My upcoming book, Maya and the Book of Everything, is a fantasy, and much of the action takes place on a fictional planet called Ilyria as well as in the mysterious Great Library. But some of the novel is set in East Vassalboro, Maine, a real town where my mother lived for over twenty years. I chose East Vassalboro because, through my mother, I came to know it well, and though it be small, East Vassalboro has a keen sense of community.
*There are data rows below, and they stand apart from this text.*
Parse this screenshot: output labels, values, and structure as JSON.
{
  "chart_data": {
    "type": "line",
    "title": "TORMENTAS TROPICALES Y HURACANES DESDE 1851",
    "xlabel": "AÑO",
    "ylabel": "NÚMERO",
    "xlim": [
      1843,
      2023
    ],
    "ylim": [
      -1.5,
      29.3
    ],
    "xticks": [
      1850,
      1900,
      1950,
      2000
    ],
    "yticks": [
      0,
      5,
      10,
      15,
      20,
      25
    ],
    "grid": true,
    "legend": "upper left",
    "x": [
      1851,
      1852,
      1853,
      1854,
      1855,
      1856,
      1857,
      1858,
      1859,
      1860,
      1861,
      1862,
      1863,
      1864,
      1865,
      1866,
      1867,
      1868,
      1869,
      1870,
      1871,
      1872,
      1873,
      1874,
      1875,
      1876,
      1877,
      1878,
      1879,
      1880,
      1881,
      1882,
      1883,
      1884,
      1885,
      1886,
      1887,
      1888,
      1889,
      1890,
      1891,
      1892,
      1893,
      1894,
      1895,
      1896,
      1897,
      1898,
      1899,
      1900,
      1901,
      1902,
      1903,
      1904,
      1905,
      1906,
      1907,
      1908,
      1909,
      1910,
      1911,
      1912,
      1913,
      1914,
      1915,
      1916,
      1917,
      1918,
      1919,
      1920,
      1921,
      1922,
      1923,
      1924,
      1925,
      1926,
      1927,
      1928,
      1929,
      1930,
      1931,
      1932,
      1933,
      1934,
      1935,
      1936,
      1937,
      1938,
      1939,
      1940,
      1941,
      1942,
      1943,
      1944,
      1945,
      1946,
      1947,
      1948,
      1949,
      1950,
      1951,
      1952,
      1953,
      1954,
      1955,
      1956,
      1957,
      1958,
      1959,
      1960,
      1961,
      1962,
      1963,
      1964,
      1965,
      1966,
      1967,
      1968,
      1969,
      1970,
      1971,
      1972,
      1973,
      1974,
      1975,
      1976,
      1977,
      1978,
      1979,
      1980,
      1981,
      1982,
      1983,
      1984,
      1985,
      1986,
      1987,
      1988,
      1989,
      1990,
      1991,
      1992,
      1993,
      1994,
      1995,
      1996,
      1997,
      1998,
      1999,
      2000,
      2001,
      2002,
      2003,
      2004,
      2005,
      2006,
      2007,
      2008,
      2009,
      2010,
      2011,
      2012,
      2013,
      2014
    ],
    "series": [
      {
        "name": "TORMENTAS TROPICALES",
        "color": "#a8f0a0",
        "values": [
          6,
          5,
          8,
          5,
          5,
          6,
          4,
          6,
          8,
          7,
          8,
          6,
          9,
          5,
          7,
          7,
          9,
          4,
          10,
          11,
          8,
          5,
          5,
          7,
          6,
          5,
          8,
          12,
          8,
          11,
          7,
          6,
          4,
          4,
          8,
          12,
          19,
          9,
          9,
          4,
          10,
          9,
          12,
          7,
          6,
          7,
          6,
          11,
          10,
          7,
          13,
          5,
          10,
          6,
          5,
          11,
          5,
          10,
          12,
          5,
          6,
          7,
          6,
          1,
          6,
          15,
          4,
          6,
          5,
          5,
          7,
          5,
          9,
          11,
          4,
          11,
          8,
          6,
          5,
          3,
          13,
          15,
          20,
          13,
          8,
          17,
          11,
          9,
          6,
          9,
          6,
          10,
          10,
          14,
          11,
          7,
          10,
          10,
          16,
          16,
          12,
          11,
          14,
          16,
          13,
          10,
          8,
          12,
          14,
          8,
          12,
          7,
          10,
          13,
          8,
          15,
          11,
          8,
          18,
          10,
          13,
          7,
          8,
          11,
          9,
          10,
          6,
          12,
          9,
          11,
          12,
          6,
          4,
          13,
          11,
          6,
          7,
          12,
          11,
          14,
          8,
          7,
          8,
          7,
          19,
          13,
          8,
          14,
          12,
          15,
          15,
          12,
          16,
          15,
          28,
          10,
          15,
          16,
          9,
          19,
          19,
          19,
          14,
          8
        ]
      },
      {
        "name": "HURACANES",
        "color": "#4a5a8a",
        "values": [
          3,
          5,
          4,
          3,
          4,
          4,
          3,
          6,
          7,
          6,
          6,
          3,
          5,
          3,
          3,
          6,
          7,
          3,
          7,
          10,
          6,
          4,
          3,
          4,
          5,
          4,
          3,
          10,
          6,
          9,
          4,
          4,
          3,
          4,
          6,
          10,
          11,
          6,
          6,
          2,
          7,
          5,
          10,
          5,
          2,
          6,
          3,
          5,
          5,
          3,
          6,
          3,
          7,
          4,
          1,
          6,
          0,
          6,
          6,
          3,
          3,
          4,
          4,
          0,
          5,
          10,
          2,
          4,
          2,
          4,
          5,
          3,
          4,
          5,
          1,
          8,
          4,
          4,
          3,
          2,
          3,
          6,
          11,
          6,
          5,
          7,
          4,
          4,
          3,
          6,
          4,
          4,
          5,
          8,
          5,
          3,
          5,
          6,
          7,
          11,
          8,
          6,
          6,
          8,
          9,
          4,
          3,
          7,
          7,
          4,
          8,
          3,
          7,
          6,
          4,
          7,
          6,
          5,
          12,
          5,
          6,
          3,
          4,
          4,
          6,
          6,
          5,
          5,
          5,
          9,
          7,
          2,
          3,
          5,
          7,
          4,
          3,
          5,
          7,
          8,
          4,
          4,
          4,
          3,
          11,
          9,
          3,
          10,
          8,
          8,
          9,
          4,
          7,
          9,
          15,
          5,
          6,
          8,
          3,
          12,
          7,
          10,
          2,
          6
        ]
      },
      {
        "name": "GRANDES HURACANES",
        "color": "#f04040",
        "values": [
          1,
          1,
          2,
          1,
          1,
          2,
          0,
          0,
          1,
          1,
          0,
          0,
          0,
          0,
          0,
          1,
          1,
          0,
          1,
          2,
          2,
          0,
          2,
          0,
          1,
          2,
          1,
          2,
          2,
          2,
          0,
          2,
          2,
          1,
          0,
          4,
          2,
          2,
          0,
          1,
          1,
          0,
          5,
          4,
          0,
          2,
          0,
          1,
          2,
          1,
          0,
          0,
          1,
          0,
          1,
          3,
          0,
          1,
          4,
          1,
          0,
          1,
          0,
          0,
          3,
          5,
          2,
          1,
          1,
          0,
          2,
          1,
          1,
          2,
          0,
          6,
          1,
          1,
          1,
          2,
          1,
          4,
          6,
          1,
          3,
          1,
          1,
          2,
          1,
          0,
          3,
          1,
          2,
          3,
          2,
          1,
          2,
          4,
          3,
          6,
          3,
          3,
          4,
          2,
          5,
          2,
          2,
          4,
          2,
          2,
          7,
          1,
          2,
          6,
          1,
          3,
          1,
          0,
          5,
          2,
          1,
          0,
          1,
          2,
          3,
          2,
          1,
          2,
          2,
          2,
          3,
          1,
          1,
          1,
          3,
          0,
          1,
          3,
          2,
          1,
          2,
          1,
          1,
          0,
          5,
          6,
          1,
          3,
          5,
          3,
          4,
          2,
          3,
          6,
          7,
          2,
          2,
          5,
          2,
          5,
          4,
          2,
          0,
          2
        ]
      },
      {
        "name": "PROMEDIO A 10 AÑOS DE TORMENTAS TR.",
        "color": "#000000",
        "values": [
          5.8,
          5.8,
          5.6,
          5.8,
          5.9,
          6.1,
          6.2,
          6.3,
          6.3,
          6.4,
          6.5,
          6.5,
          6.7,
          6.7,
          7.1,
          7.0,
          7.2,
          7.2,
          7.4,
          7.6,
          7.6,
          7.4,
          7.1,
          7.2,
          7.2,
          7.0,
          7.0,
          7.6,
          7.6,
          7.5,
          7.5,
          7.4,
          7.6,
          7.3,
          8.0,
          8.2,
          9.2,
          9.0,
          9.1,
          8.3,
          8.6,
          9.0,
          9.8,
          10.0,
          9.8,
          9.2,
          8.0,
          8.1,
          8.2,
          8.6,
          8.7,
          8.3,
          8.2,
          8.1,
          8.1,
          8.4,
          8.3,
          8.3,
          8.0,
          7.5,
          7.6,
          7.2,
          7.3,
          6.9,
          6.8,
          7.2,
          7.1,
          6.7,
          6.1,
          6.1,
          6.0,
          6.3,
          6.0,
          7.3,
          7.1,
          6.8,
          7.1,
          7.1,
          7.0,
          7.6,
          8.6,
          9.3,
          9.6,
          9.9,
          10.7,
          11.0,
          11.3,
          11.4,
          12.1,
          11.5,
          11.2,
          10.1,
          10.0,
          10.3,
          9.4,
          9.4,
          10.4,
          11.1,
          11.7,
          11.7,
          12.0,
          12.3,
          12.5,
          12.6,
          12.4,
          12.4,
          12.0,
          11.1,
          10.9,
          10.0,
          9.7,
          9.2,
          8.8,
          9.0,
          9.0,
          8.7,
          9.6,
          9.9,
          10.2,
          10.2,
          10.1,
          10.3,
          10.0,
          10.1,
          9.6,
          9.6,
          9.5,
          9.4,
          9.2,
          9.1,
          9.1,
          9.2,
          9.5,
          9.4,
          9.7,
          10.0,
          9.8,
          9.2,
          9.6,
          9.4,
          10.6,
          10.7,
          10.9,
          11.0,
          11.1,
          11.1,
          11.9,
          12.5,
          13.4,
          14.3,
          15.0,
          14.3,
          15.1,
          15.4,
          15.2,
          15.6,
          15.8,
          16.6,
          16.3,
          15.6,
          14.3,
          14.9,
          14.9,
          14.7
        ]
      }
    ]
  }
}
When Maya and the Book of Everything opens, Maya and her mother, Lily, are on their way to East Vassalboro to spend the summer with Maya’s grandparents—Mémère and Pépère Turcotte. (In another post, I’ll write about Maya’s Franco-American connection.) Maya comes from New York City, and although she loves the city, she also loves the little village of East Vassalboro with its homey charms.
It has a corner store that smells of oiled floors.
A grange hall, freshly painted inside and out, where there are public suppers, plays, and book sales.
A historical society housed in what was once a school.
A little stream that runs through the center of town.
And most important, a small brick library, surprisingly new. (The old one, a converted cottage, burnt down years ago.)
Why do I use a real village in a fantasy novel? Because it provides a sense of place that grounds the story. From East Vassalboro, Maine, I can move Maya across the universe, but no matter where we might travel, Maya and I always know where home is.
12 thoughts on “Maya and East Vassalboro, Maine: A Sense of Place in Fantasy”
Sounds so intriguing… you’re whetting our appetite!
What a lovely place this is. It warms the heart to read your post.
I think the best fiction is rooted in a place known intimately by the author.
Jason, I agree.
Sounds like a lovely place, and an intriguing book. 🙂
That picture of the Grange looks like the sale last Saturday! I think I’m sitting on the porch railing! I can’t wait to buy this for the library and get a copy for myself, too!
How nice of you to notice and comment! That picture was indeed taken last Saturday, and you might very well have been sitting on the railing. Many, many thanks for your interest.